The question everyone has been asking about this Western Conference Finals — can anyone slow down Victor Wembanyama — has a cleaner answer tonight than it did 24 hours ago. No. No one on Oklahoma City’s active roster tonight can slow him down.
Jalen Williams is out for Game 5 with a hamstring strain confirmed late Monday afternoon. Oklahoma City has not formally ruled him out for the series, but hamstring strains in playoff contexts tend to follow their own timeline, and that timeline does not typically align with “recovered in 48 hours.” The series is tied 2-2. Game 5 is tonight in Oklahoma City. Williams played all but one game this season and averaged 26.8 points, 5.9 assists, and 4.7 rebounds. He is the closest thing OKC has to a player physically built to contest Wembanyama at the rim — long enough to challenge, quick enough to recover. Without him, the Spurs don’t just have an advantage. They have a blueprint.
What the Numbers Say
Wembanyama averaged 28.4 points and 10.9 rebounds in Games 1-4, shooting 52.1% from the field and 42.3% from three. More specifically, he’s converting at 61% when attacking the paint. In the four games of this series, the Thunder have held opponents to 43% shooting from the field overall — a number that reflects their defensive identity built around perimeter pressure and rim protection. Against Wembanyama, that identity collides with its own ceiling.
The problem isn’t the scheme. The problem is the personnel. You cannot switch Wemby on every possession without a player who can credibly match his length, and Oklahoma City’s available roster does not contain that player right now. Jalen Williams — 6’6” with a 7’0” wingspan, capable of hedging without fouling — was the one piece of that equation that made sense on paper. Isaiah Joe and Luguentz Dort are legitimate defenders, but at 6’6” and 6’4” respectively, neither solves the reach problem Wembanyama creates.

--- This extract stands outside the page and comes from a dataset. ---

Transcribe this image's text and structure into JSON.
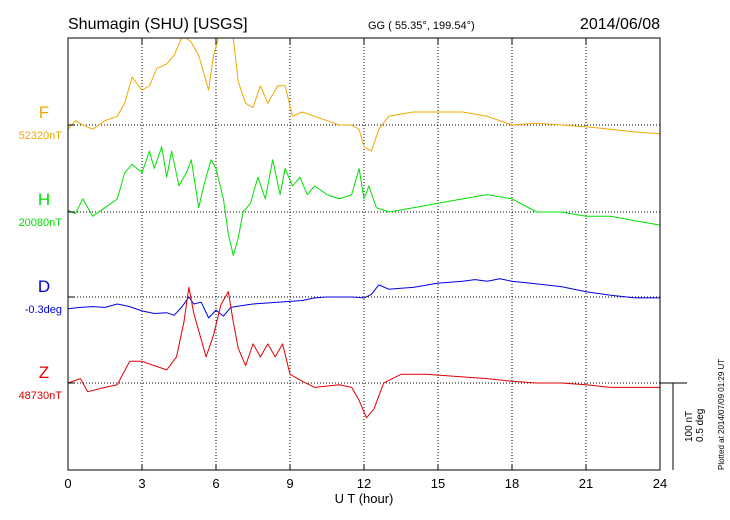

SGA Has to Carry Everything Tonight — and That May Not Be Enough
Shai Gilgeous-Alexander averaged 31.2 points per game in this series. He has been, by any objective measure, one of the best players in this postseason. The Thunder are in a 2-2 series because Wembanyama averaged more and because Victor Wembanyama is 20 years old and appears to be operating on a different physical plane.
SGA is the variable tonight, not the Spurs. San Antonio’s team defense — designed around Wemby anchoring the paint and liberating the perimeter defenders to gamble — becomes almost entirely passive when you have a player capable of scoring in every way imaginable regardless of what the defense does. The Thunder need SGA to have a 40-point game, need the Thunder bench to go 8-for-14 from three, and need Wembanyama to have an off night. All three simultaneously.
The odds on that three-event parlays are not in OKC’s favor.
What to Watch
Watch Jared McCain specifically. The Spurs’ second-year guard out of Duke has been the series’ most overlooked variable — averaging 18.2 points in the four games with a 44.8% rate from three. The pattern has been consistent: OKC collapses two or three defenders on Wemby drives, McCain relocates to the corner, and San Antonio moves the ball before the defense can recover. Williams’ presence — the threat of it, specifically — was what made OKC willing to commit hard on those collapses. Without him, McCain has cleaner looks and less time pressure.
Oklahoma City is one of the best home-court teams in the league this season, 38-3 at the Paycom Center, and they will be loud tonight. Home court matters. It matters less when you are missing the defender who makes your system work against this particular opponent.
The Thunder are not finished yet. They are, by any measure, one of the two or three best teams in the league. But tonight, tied 2-2 and without Jalen Williams, they need Victor Wembanyama to be human. He has given very little evidence this postseason that that is something he intends to be.